Mais il n’y a pas qu’elle, il y a aussi Shane Butler qui a son mot à dire sur Plaza. Comme son acolyte, il réussit à varier les genres tout en restant fluide et professionnel, allant du punchy et électrique « Searching For » à la ballade folk attendrissante et pastorale « Eliot St. ». Sans oublier bien sûr la sublime « Pandova » traitant de la disparition de la mère de Shane qui brille pour sa composition dépouillée basée sur des percussions, des arpèges acoustiques et des magiques notes de harpe. Tout simplement magnifique. Comme sur le final tendu « Your Ways » aux allures de western sans oublier sa montée en puissance explosive et magistrale qui vient clore Plaza de toute beauté.
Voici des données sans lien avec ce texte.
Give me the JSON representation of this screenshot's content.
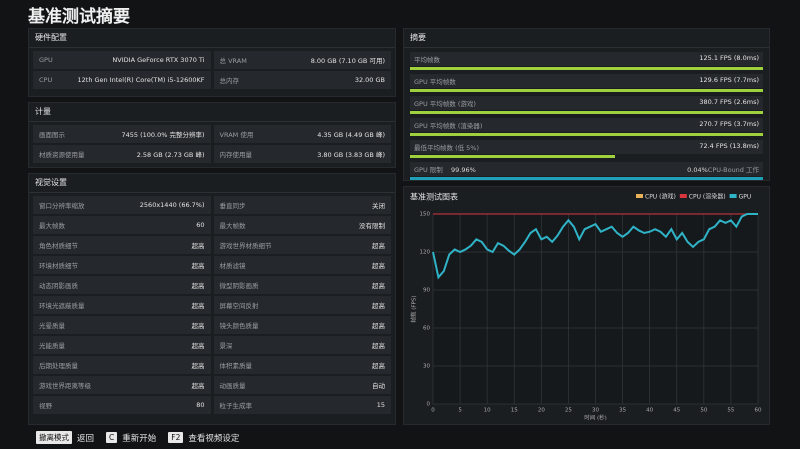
{
  "title": "基准测试摘要",
  "hardware": {
    "title": "硬件配置",
    "rows": [
      [
        "GPU",
        "NVIDIA GeForce RTX 3070 Ti",
        "总 VRAM",
        "8.00 GB (7.10 GB 可用)"
      ],
      [
        "CPU",
        "12th Gen Intel(R) Core(TM) i5-12600KF",
        "总内存",
        "32.00 GB"
      ]
    ]
  },
  "metrics": {
    "title": "计量",
    "rows": [
      [
        "画面图示",
        "7455 (100.0% 完整分辨率)",
        "VRAM 使用",
        "4.35 GB (4.49 GB 峰)"
      ],
      [
        "材质资源使用量",
        "2.58 GB (2.73 GB 峰)",
        "内存使用量",
        "3.80 GB (3.83 GB 峰)"
      ]
    ]
  },
  "visual": {
    "title": "视觉设置",
    "rows": [
      [
        "窗口分辨率缩放",
        "2560x1440 (66.7%)",
        "垂直同步",
        "关闭"
      ],
      [
        "最大帧数",
        "60",
        "最大帧数",
        "没有限制"
      ],
      [
        "角色材质细节",
        "超高",
        "游戏世界材质细节",
        "超高"
      ],
      [
        "环境材质细节",
        "超高",
        "材质滤镜",
        "超高"
      ],
      [
        "动态阴影画质",
        "超高",
        "微型阴影画质",
        "超高"
      ],
      [
        "环境光遮蔽质量",
        "超高",
        "屏幕空间反射",
        "超高"
      ],
      [
        "光晕质量",
        "超高",
        "镜头颜色质量",
        "超高"
      ],
      [
        "光能质量",
        "超高",
        "景深",
        "超高"
      ],
      [
        "后期处理质量",
        "超高",
        "体积素质量",
        "超高"
      ],
      [
        "游戏世界距离等级",
        "超高",
        "动画质量",
        "自动"
      ],
      [
        "视野",
        "80",
        "粒子生成率",
        "15"
      ]
    ]
  },
  "summary": {
    "title": "摘要",
    "rows": [
      {
        "label": "平均帧数",
        "value": "125.1 FPS (8.0ms)"
      },
      {
        "label": "GPU 平均帧数",
        "value": "129.6 FPS (7.7ms)"
      },
      {
        "label": "GPU 平均帧数 (游戏)",
        "value": "380.7 FPS (2.6ms)"
      },
      {
        "label": "GPU 平均帧数 (渲染器)",
        "value": "270.7 FPS (3.7ms)"
      },
      {
        "label": "最低平均帧数 (低 5%)",
        "value": "72.4 FPS (13.8ms)"
      }
    ],
    "gpu_limit": {
      "label": "GPU 限制",
      "left": "99.96%",
      "right": "0.04%",
      "right_label": "CPU-Bound 工作"
    }
  },
  "chart_data": {
    "type": "line",
    "title": "基准测试图表",
    "x_label": "时间 (秒)",
    "y_label": "帧数 (FPS)",
    "x": [
      0,
      1,
      2,
      3,
      4,
      5,
      6,
      7,
      8,
      9,
      10,
      11,
      12,
      13,
      14,
      15,
      16,
      17,
      18,
      19,
      20,
      21,
      22,
      23,
      24,
      25,
      26,
      27,
      28,
      29,
      30,
      31,
      32,
      33,
      34,
      35,
      36,
      37,
      38,
      39,
      40,
      41,
      42,
      43,
      44,
      45,
      46,
      47,
      48,
      49,
      50,
      51,
      52,
      53,
      54,
      55,
      56,
      57,
      58,
      59,
      60
    ],
    "series": [
      {
        "name": "CPU (游戏)",
        "color": "#e8b15a",
        "values": [
          null,
          null,
          null,
          null,
          null,
          null,
          null,
          null,
          null,
          null,
          null,
          null,
          null,
          null,
          null,
          null,
          null,
          null,
          null,
          null,
          null,
          null,
          null,
          null,
          null,
          null,
          null,
          null,
          null,
          null,
          null,
          null,
          null,
          null,
          null,
          null,
          null,
          null,
          null,
          null,
          null,
          null,
          null,
          null,
          null,
          null,
          null,
          null,
          null,
          null,
          null,
          null,
          null,
          null,
          null,
          null,
          null,
          null,
          null,
          null,
          null
        ]
      },
      {
        "name": "CPU (渲染器)",
        "color": "#d8353f",
        "values": [
          150,
          150,
          150,
          150,
          150,
          150,
          150,
          150,
          150,
          150,
          150,
          150,
          150,
          150,
          150,
          150,
          150,
          150,
          150,
          150,
          150,
          150,
          150,
          150,
          150,
          150,
          150,
          150,
          150,
          150,
          150,
          150,
          150,
          150,
          150,
          150,
          150,
          150,
          150,
          150,
          150,
          150,
          150,
          150,
          150,
          150,
          150,
          150,
          150,
          150,
          150,
          150,
          150,
          150,
          150,
          150,
          150,
          150,
          150,
          150,
          150
        ]
      },
      {
        "name": "GPU",
        "color": "#2fb3c7",
        "values": [
          120,
          100,
          105,
          118,
          122,
          120,
          122,
          125,
          130,
          128,
          122,
          120,
          127,
          125,
          121,
          118,
          122,
          128,
          135,
          138,
          130,
          132,
          128,
          133,
          140,
          145,
          140,
          130,
          138,
          140,
          142,
          136,
          138,
          140,
          135,
          132,
          135,
          140,
          137,
          135,
          136,
          138,
          136,
          132,
          138,
          130,
          135,
          128,
          124,
          128,
          130,
          138,
          140,
          145,
          143,
          145,
          140,
          148,
          150,
          150,
          150
        ]
      }
    ],
    "xlim": [
      0,
      60
    ],
    "ylim": [
      0,
      150
    ],
    "xticks": [
      0,
      5,
      10,
      15,
      20,
      25,
      30,
      35,
      40,
      45,
      50,
      55,
      60
    ],
    "yticks": [
      0,
      30,
      60,
      90,
      120,
      150
    ],
    "grid": true
  },
  "footer": [
    {
      "key": "撤离模式",
      "label": "返回"
    },
    {
      "key": "C",
      "label": "重新开始"
    },
    {
      "key": "F2",
      "label": "查看视频设定"
    }
  ]
}
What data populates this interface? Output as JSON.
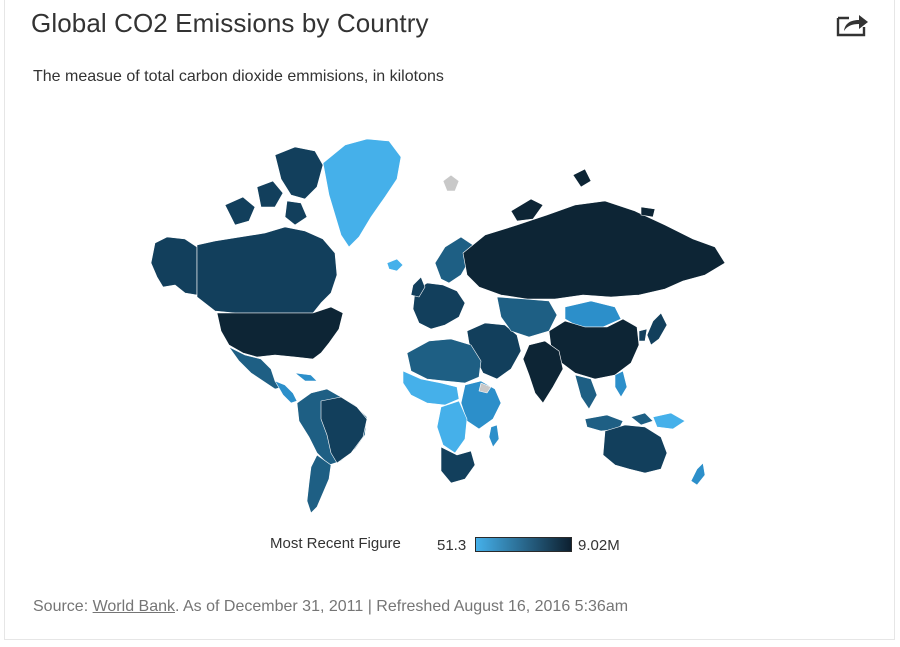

Et puis il y a John Andrews qui avait signé un album solo l’an dernier (et qui est chroniqué ici) et ne chante un titre qu’est la ballade nocturne « Something There » résolument envoûtant.

Voilà donc pour Plaza qui est à ce jour le meilleur album de Quilt mais aussi un des albums les plus marquants de ce début d’année. Le quatuor ne se contente plus de rendre hommage aux sixties comme ils avaient l’habitude d’en faire sur leurs deux premiers albums mais se sent désormais libre de s’ouvrir à toutes possibilités. Venant d’une école d’arts, le groupe nous a donné une vraie leçon d’art, pour de vrai. Quilt est dans la plaza et pour un bon bout de temps.